D’hier à aujourd’hui, ça milite sur les campus
- Revue Les diplômés
Le 28 avril 2023
- Béatrice St-Cyr-Leroux
Le militantisme étudiant est en continuelle transformation, mais il demeure présent. Coup d’œil sur son évolution.
Les universités québécoises ont toujours été de hauts lieux du militantisme.
À l’Université de Montréal, c’est en 1956 que se tenait la toute première grève étudiante. À l’époque, les luttes étudiantes concernaient surtout l’accessibilité aux études supérieures pour les francophones. Souvent issue de milieux catholiques défavorisés, cette majorité réclamait des études universitaires abordables et en français pour ultimement s’affranchir de la domination des anglophones sur le marché du travail.
Au-delà de l’héritage historique, d’un point de vue structurel, les universités ont favorisé la naissance du militantisme. Depuis les années 1980, les associations étudiantes québécoises sont reconnues et encadrées par la Loi sur l’accréditation et le financement des associations d’élèves ou d’étudiants. Cette loi leur assure certaines ressources financières, matérielles et intellectuelles.
«Grâce à cette loi, s’engager socialement est plus à la portée de la communauté étudiante que des autres membres de la société, d’autant plus que les universités mettent en contact plusieurs personnes et que le statut d’étudiant offre une “disponibilité biographique” à l’engagement», croit Pascale Dufour, professeure au Département de science politique de l’Université de Montréal et spécialiste des mouvements sociaux.

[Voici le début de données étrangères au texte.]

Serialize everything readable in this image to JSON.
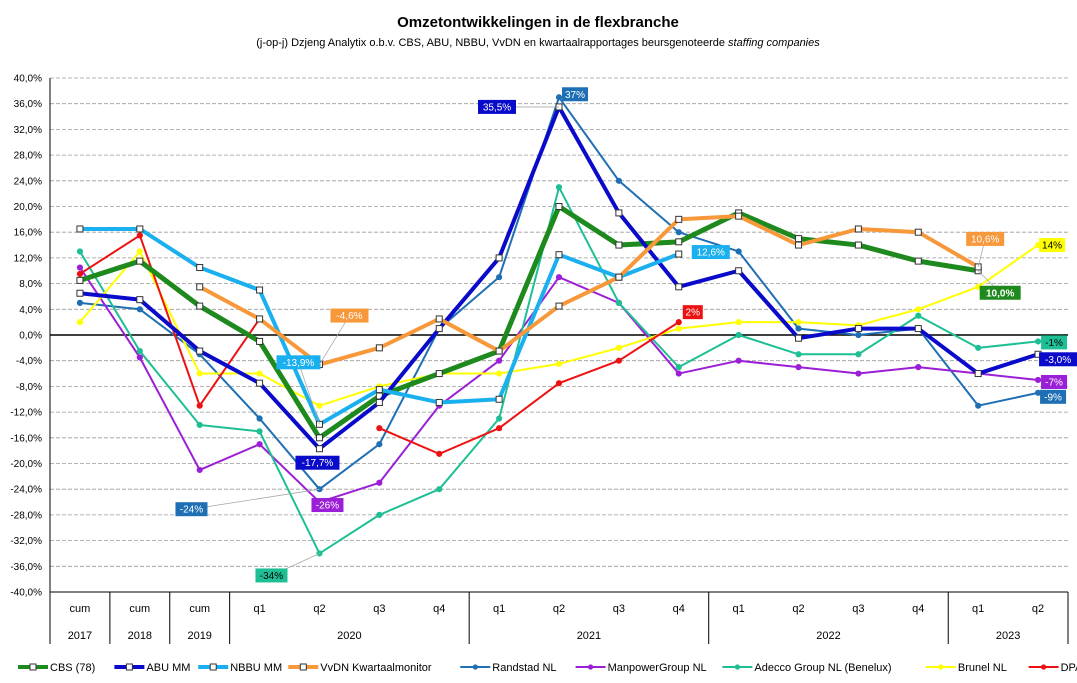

Si le militantisme et les études supérieures semblent depuis toujours intimement liés, la teneur de l’action collective étudiante, elle, n’est pas figée dans le temps.
Du «nous » au «je»
Comparer le militantisme étudiant des années 1960 avec celui d’aujourd’hui mène à constater une montée de l’individualisation, pense Jacques Hamel, professeur nouvellement retraité du Département de sociologie de l’UdeM et spécialiste de la jeunesse. En sociologie, ce concept n’est pas synonyme d’égoïsme, il se définit plutôt par une tendance à vouloir agir par soi-même, à chercher à se soustraire aux contraintes des institutions sociales.
«Autrefois, l’idée d’un Québec francophone ralliait l’ensemble des militants sous une même bannière, avance-t-il. Tout le monde y trouvait quelque chose: le désir de s’émanciper du pouvoir anglophone et de l’infériorité économique, de quitter la ruralité, etc. Mais aujourd’hui, les causes semblent beaucoup plus individualisées et fragmentées. L’engagement se présente plutôt comme un menu à la carte; on milite pour une foule de raisons qu’on choisit personnellement.»
Toujours selon le sociologue, dans cette période d’individualisation, la communauté étudiante accorde moins d’importance aux associations étudiantes qui, avant, jouaient un rôle fondamental dans l’organisation et la canalisation des luttes. «Le dénominateur commun qu’étaient les associations étudiantes est moins flagrant de nos jours», ajoute-t-il.
Et cette réalité serait aussi exacerbée par l’enseignement à distance et le fait que les étudiants et étudiantes vivent de moins en moins sur les campus, «ce qui crée une désaffection à l’égard des associations, qui peinent à réunir leurs troupes», note Jacques Hamel.
Du souverainisme à la crise climatique
Les formes de militantisme étudiant ont donc évolué, tout comme les causes défendues. Pascale Dufour le rappelle: avant 2015, les revendications premières des mouvements étudiants concernaient presque essentiellement la condition étudiante: accessibilité des études, gratuité scolaire, gel des droits de scolarité, amélioration des bourses, rémunération des stages.
Puis, 2015 ouvre une ère d’austérité qui entraîne la création de coalitions formées d’acteurs extérieurs aux universités, notamment des organisations communautaires et syndicales. En parallèle se créent aussi plusieurs collectifs se dissociant des associations étudiantes institutionnalisées, comme la Coalition étudiante pour un virage environnemental et social.
Aujourd’hui, ce sont justement les enjeux climatiques qui nourrissent le plus fortement les mouvements étudiants, talonnés par les luttes féministes, indique Pascale Dufour. Les étudiantes et les étudiants revendiquent le passage à l’action pour agir sur le dérèglement du climat et la perte massive de biodiversité, des causes qui touchent directement les jeunes générations.
«Je me pose tout de même une question: qui va s’occuper de la condition étudiante si ce sont les étudiants et étudiantes qui s’occupent de la planète? Cet enjeu est encore bien d’actualité, encore plus dans le contexte actuel d’inflation», lance la professeure.
Bref, les luttes étudiantes peuvent être uniques ou multiples, s’organiser sur les campus ou franchir les frontières universitaires, être axées sur l’univers étudiant ou englober la collectivité en général. Mais une chose semble certaine: elles joueront toujours un rôle important dans l’avancement de la société.